And so the saying goes...
I take two steps forward and three steps back.
That seems to be the theme of my life lately. For every wonderful thing that comes my way, it is usually followed with two whopping doses of reality. And isn't it just like us to focus on the negative things that happen as if we have forgotten all of the glorious things that God has put in our lives?! It's easier and dare I say...it even feels better sometimes...to fixate on the junk.
Life feels like riding a pendulum. I can almost visualize it in my mind. I hop on the pendulum of life, wrap my legs around it as if it were a swinging tire and hold on tight. Some days I'm stationary, not moving from one side or the other. I'm just still, complacent, non-responsive. Other days, I take a giant swing forward and fight my way in trying to stay there without swinging back. These are those moments where I experience the presence of God. It's not a feeling, it's a state of mind. Sometimes my flesh responds...perhaps through goose bumps, tears of joy, shouts of laughter. Then there are the darker days where my swing hovers in the background as if it is being pulled back by magnetic force. These are the days where I swim around in my self pity pool. These are the days where I hate myself, I doubt myself, I scream at myself. This is where fear blows in along with frustration, selfishness, and pride.
No one wears me out more than myself. No one hates me more than I hate myself. No one gets how I've disappointed others more than myself. I don't need any enemies (although I'm sure I have some). I am my own worst enemy. No one suffers more than I do because of me. But you see? How many times did I use the words me, I, myself? Even our self-loathing is still rooted in self. Selfishness is a tricky thing. Even when we're feeling sorry for ourselves, we're still wallowing around in self. Every bit of that pendulum ride...swinging from "I got this.
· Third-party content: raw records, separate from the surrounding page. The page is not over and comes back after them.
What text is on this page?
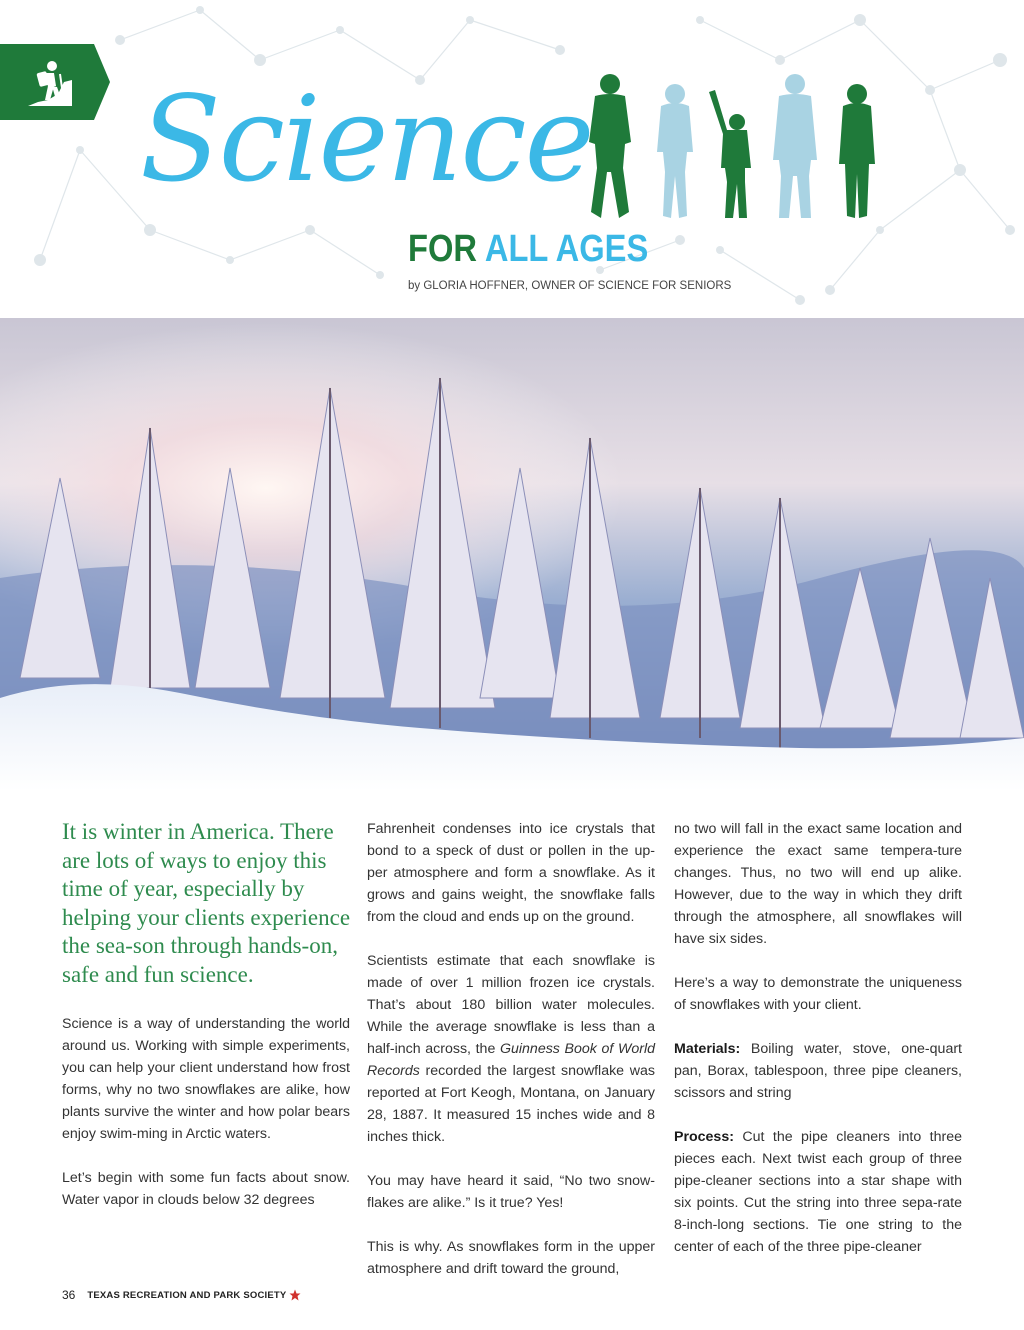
Science
FOR ALL AGES
by GLORIA HOFFNER, OWNER OF SCIENCE FOR SENIORS

It is winter in America. There are lots of ways to enjoy this time of year, especially by helping your clients experience the sea-son through hands-on, safe and fun science.

Science is a way of understanding the world around us. Working with simple experiments, you can help your client understand how frost forms, why no two snowflakes are alike, how plants survive the winter and how polar bears enjoy swim-ming in Arctic waters.

Let’s begin with some fun facts about snow. Water vapor in clouds below 32 degrees

Fahrenheit condenses into ice crystals that bond to a speck of dust or pollen in the up-per atmosphere and form a snowflake. As it grows and gains weight, the snowflake falls from the cloud and ends up on the ground.

Scientists estimate that each snowflake is made of over 1 million frozen ice crystals. That’s about 180 billion water molecules. While the average snowflake is less than a half-inch across, the Guinness Book of World Records recorded the largest snowflake was reported at Fort Keogh, Montana, on January 28, 1887. It measured 15 inches wide and 8 inches thick.

You may have heard it said, “No two snow-flakes are alike.” Is it true? Yes!

This is why. As snowflakes form in the upper atmosphere and drift toward the ground,

no two will fall in the exact same location and experience the exact same tempera-ture changes. Thus, no two will end up alike. However, due to the way in which they drift through the atmosphere, all snowflakes will have six sides.

Here’s a way to demonstrate the uniqueness of snowflakes with your client.

Materials: Boiling water, stove, one-quart pan, Borax, tablespoon, three pipe cleaners, scissors and string

Process: Cut the pipe cleaners into three pieces each. Next twist each group of three pipe-cleaner sections into a star shape with six points. Cut the string into three sepa-rate 8-inch-long sections. Tie one string to the center of each of the three pipe-cleaner

36 TEXAS RECREATION AND PARK SOCIETY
Life is good. Look at me," to "I can't do anything right. No one likes me. I am worthless," - every bit of that ride is rooted in me, myself and I.
Life is a pendulum. And how we choose to ride it does matter and will impact our life greatly. I wonder which side you find yourself on today. I think, for me, I'm gonna jump off and let Jesus jump on. I think riding on his shoulders gives me a better view, gives me a better perspective. We are here for just a short amount of time. Some of you understand that better than others. What we do in this moment, in this brief space of time, impacts what happens after it's gone.
I can't speak for you, but I know for me, I want to spend as much time as I can riding on the shoulders of Jesus. Won't you join me? He has room for us all.